Pope Francis has urged Kenyan youths to resist the temptation of corruption, saying it’s like sugar: you develop a taste for it but it’s ultimately terrible for you.
Francis spoke off the cuff to thousands of young people gathered in Nairobi’s Kasarani stadium, and reflected on problems raised by two young Kenyans, including tribalism, extremism and corruption, which is a major obstacle in Kenya.
Francis said corruption was not just found in politics. He said: “It’s in all the institutions, including in the Vatican there are cases of corruption.”
He said it was “something that eats us inside. It is sugar: we like it, it’s easy.”
The Pope added: “Each time when we accept a bribe and we put it in our pockets, we destroy our hearts and personalities and we destroy our country. Please don’t develop that taste for that sugar which is called corruption.”

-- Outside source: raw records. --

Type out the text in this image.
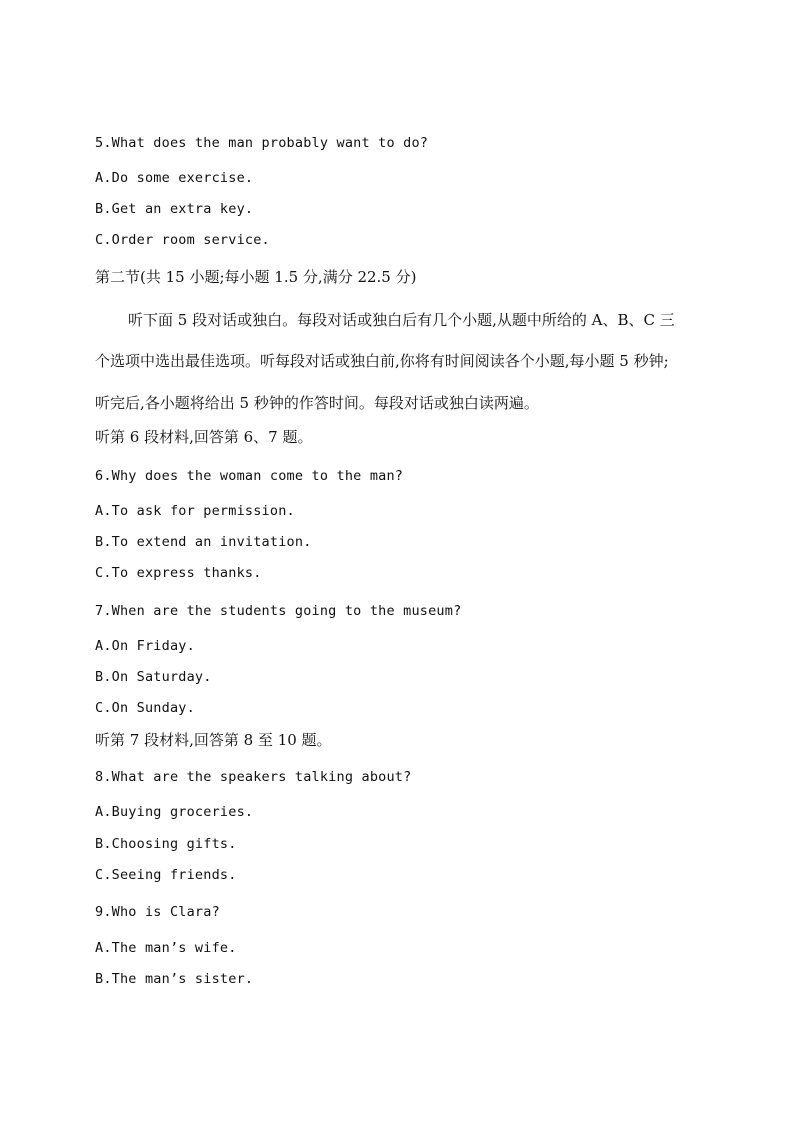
5.What does the man probably want to do?
A.Do some exercise.
B.Get an extra key.
C.Order room service.
第二节(共 15 小题;每小题 1.5 分,满分 22.5 分)
听下面 5 段对话或独白。每段对话或独白后有几个小题,从题中所给的 A、B、C 三
个选项中选出最佳选项。听每段对话或独白前,你将有时间阅读各个小题,每小题 5 秒钟;
听完后,各小题将给出 5 秒钟的作答时间。每段对话或独白读两遍。
听第 6 段材料,回答第 6、7 题。
6.Why does the woman come to the man?
A.To ask for permission.
B.To extend an invitation.
C.To express thanks.
7.When are the students going to the museum?
A.On Friday.
B.On Saturday.
C.On Sunday.
听第 7 段材料,回答第 8 至 10 题。
8.What are the speakers talking about?
A.Buying groceries.
B.Choosing gifts.
C.Seeing friends.
9.Who is Clara?
A.The man’s wife.
B.The man’s sister.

Francis said the damage that corruption did was felt down the generations. “It will remain in those who suffer, in those children who suffer, because through your corruption you will have caused their suffering. Corruption is not a path to life,” he said.
Transparency International has voted the Kenyan police force as the most corrupt institution in the country every year for the last decade. Kenya ranked a low 145 out of 174 countries in the Transparency International 2014 index of how common corruption is perceived to be among citizens of various countries.
The Pope also called for an end to tribalism, asking all those in the stadium to hold hands and say “we are all a nation”.